The Treasury Department this month resorted to one of its most aggressive measures: designating North Korea as a "primary money-laundering concern" to isolate the nation completely from the U.S. financial system and starve it of funds. A proposal currently under Treasury review would leave foreign banks at risk of exclusion from the U.S. market if they handle North Korea-related transactions. U.S. banks are already barred from dealing with North Korea.

North Korea was taken off the list in October 2008 in the last months of the Bush administration, an attempt to salvage a disarmament accord after the North relented on nuclear inspection demands. But the dispute over inspections persisted, and North Korea pulled out of the accord entirely in April 2009.

The test of whether a nation is taken off the list is meant to be whether it has supported international terrorism during the preceding six-month period. But politics plays a major part.

Cuba was designated during the Cold War mainly for its support of leftist guerrillas. It was finally taken off last year, as Washington and Havana moved to normalize relations after decades of hostility. The terrorism list was a particularly charged issue for Cuba because of the U.S. history of supporting exile groups responsible for attacks on the island.

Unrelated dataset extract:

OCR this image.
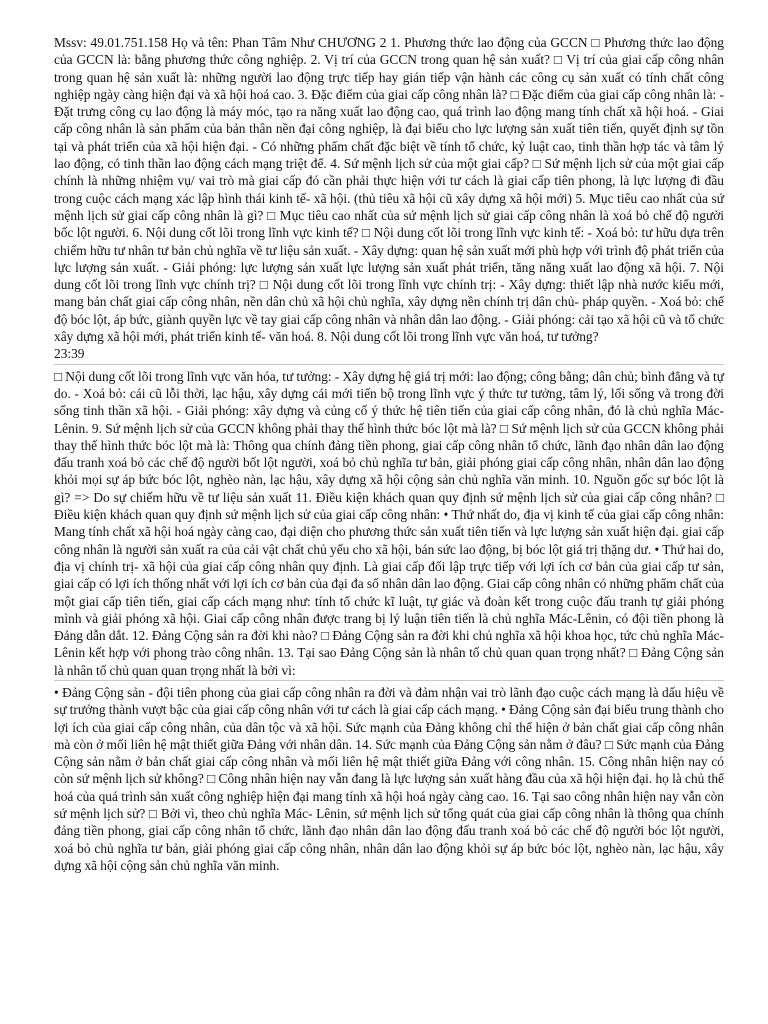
Mssv: 49.01.751.158 Họ và tên: Phan Tâm Như CHƯƠNG 2 1. Phương thức lao động của GCCN □ Phương thức lao động của GCCN là: bằng phương thức công nghiệp. 2. Vị trí của GCCN trong quan hệ sản xuất? □ Vị trí của giai cấp công nhân trong quan hệ sản xuất là: những người lao động trực tiếp hay gián tiếp vận hành các công cụ sản xuất có tính chất công nghiệp ngày càng hiện đại và xã hội hoá cao. 3. Đặc điểm của giai cấp công nhân là? □ Đặc điểm của giai cấp công nhân là: - Đặt trưng công cụ lao động là máy móc, tạo ra năng xuất lao động cao, quá trình lao động mang tính chất xã hội hoá. - Giai cấp công nhân là sản phẩm của bản thân nền đại công nghiệp, là đại biểu cho lực lượng sản xuất tiên tiến, quyết định sự tồn tại và phát triển của xã hội hiện đại. - Có những phẩm chất đặc biệt về tính tổ chức, kỷ luật cao, tinh thần hợp tác và tâm lý lao động, có tinh thần lao động cách mạng triệt để. 4. Sứ mệnh lịch sử của một giai cấp? □ Sứ mệnh lịch sử của một giai cấp chính là những nhiệm vụ/ vai trò mà giai cấp đó cần phải thực hiện với tư cách là giai cấp tiên phong, là lực lượng đi đầu trong cuộc cách mạng xác lập hình thái kinh tế- xã hội. (thủ tiêu xã hội cũ xây dựng xã hội mới) 5. Mục tiêu cao nhất của sứ mệnh lịch sử giai cấp công nhân là gì? □ Mục tiêu cao nhất của sứ mệnh lịch sử giai cấp công nhân là xoá bỏ chế độ người bốc lột người. 6. Nội dung cốt lõi trong lĩnh vực kinh tế? □ Nội dung cốt lõi trong lĩnh vực kinh tế: - Xoá bỏ: tư hữu dựa trên chiếm hữu tư nhân tư bản chủ nghĩa về tư liệu sản xuất. - Xây dựng: quan hệ sản xuất mới phù hợp với trình độ phát triển của lực lượng sản xuất. - Giải phóng: lực lượng sản xuất lực lượng sản xuất phát triển, tăng năng xuất lao động xã hội. 7. Nội dung cốt lõi trong lĩnh vực chính trị? □ Nội dung cốt lõi trong lĩnh vực chính trị: - Xây dựng: thiết lập nhà nước kiểu mới, mang bản chất giai cấp công nhân, nền dân chủ xã hội chủ nghĩa, xây dựng nền chính trị dân chủ- pháp quyền. - Xoá bỏ: chế độ bóc lột, áp bức, giành quyền lực về tay giai cấp công nhân và nhân dân lao động. - Giải phóng: cải tạo xã hội cũ và tổ chức xây dựng xã hội mới, phát triển kinh tế- văn hoá. 8. Nội dung cốt lõi trong lĩnh vực văn hoá, tư tưởng?

23:39

□ Nội dung cốt lõi trong lĩnh vực văn hóa, tư tưởng: - Xây dựng hệ giá trị mới: lao động; công bằng; dân chủ; bình đẳng và tự do. - Xoá bỏ: cái cũ lỗi thời, lạc hậu, xây dựng cái mới tiến bộ trong lĩnh vực ý thức tư tưởng, tâm lý, lối sống và trong đời sống tinh thần xã hội. - Giải phóng: xây dựng và củng cố ý thức hệ tiên tiến của giai cấp công nhân, đó là chủ nghĩa Mác- Lênin. 9. Sứ mệnh lịch sử của GCCN không phải thay thế hình thức bóc lột mà là? □ Sứ mệnh lịch sử của GCCN không phải thay thế hình thức bóc lột mà là: Thông qua chính đảng tiền phong, giai cấp công nhân tổ chức, lãnh đạo nhân dân lao động đấu tranh xoá bỏ các chế độ người bốt lột người, xoá bỏ chủ nghĩa tư bản, giải phóng giai cấp công nhân, nhân dân lao động khỏi mọi sự áp bức bóc lột, nghèo nàn, lạc hậu, xây dựng xã hội cộng sản chủ nghĩa văn minh. 10. Nguồn gốc sự bóc lột là gì? => Do sự chiếm hữu về tư liệu sản xuất 11. Điều kiện khách quan quy định sứ mệnh lịch sử của giai cấp công nhân? □ Điều kiện khách quan quy định sứ mệnh lịch sử của giai cấp công nhân: • Thứ nhất do, địa vị kinh tế của giai cấp công nhân: Mang tính chất xã hội hoá ngày càng cao, đại diện cho phương thức sản xuất tiên tiến và lực lượng sản xuất hiện đại. giai cấp công nhân là người sản xuất ra của cải vật chất chủ yếu cho xã hội, bán sức lao động, bị bóc lột giá trị thặng dư. • Thứ hai do, địa vị chính trị- xã hội của giai cấp công nhân quy định. Là giai cấp đối lập trực tiếp với lợi ích cơ bản của giai cấp tư sản, giai cấp có lợi ích thống nhất với lợi ích cơ bản của đại đa số nhân dân lao động. Giai cấp công nhân có những phẩm chất của một giai cấp tiên tiến, giai cấp cách mạng như: tính tổ chức kĩ luật, tự giác và đoàn kết trong cuộc đấu tranh tự giải phóng mình và giải phóng xã hội. Giai cấp công nhân được trang bị lý luận tiên tiến là chủ nghĩa Mác-Lênin, có đội tiền phong là Đảng dẫn dắt. 12. Đảng Cộng sản ra đời khi nào? □ Đảng Cộng sản ra đời khi chủ nghĩa xã hội khoa học, tức chủ nghĩa Mác- Lênin kết hợp với phong trào công nhân. 13. Tại sao Đảng Cộng sản là nhân tố chủ quan quan trọng nhất? □ Đảng Cộng sản là nhân tố chủ quan quan trọng nhất là bởi vì:

• Đảng Cộng sản - đội tiên phong của giai cấp công nhân ra đời và đảm nhận vai trò lãnh đạo cuộc cách mạng là dấu hiệu về sự trưởng thành vượt bậc của giai cấp công nhân với tư cách là giai cấp cách mạng. • Đảng Cộng sản đại biểu trung thành cho lợi ích của giai cấp công nhân, của dân tộc và xã hội. Sức mạnh của Đảng không chỉ thể hiện ở bản chất giai cấp công nhân mà còn ở mối liên hệ mật thiết giữa Đảng với nhân dân. 14. Sức mạnh của Đảng Cộng sản nằm ở đâu? □ Sức mạnh của Đảng Cộng sản nằm ở bản chất giai cấp công nhân và mối liên hệ mật thiết giữa Đảng với công nhân. 15. Công nhân hiện nay có còn sứ mệnh lịch sử không? □ Công nhân hiện nay vẫn đang là lực lượng sản xuất hàng đầu của xã hội hiện đại. họ là chủ thể hoá của quá trình sản xuất công nghiệp hiện đại mang tính xã hội hoá ngày càng cao. 16. Tại sao công nhân hiện nay vẫn còn sứ mệnh lịch sử? □ Bởi vì, theo chủ nghĩa Mác- Lênin, sứ mệnh lịch sử tổng quát của giai cấp công nhân là thông qua chính đảng tiền phong, giai cấp công nhân tổ chức, lãnh đạo nhân dân lao động đấu tranh xoá bỏ các chế độ người bóc lột người, xoá bỏ chủ nghĩa tư bản, giải phóng giai cấp công nhân, nhân dân lao động khỏi sự áp bức bóc lột, nghèo nàn, lạc hậu, xây dựng xã hội cộng sản chủ nghĩa văn minh.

North Korea has proved less amenable to rapprochement than nations like Cuba, Myanmar and Iran.

When Obama took office in 2009, offering to extend a hand to adversaries that unclenched their fist, North Korea responded within months with a nuclear test explosion. Since then, periodic North Korean provocations that have drawn progressively tougher U.S. and international sanctions, stymieing efforts to restart nuclear talks.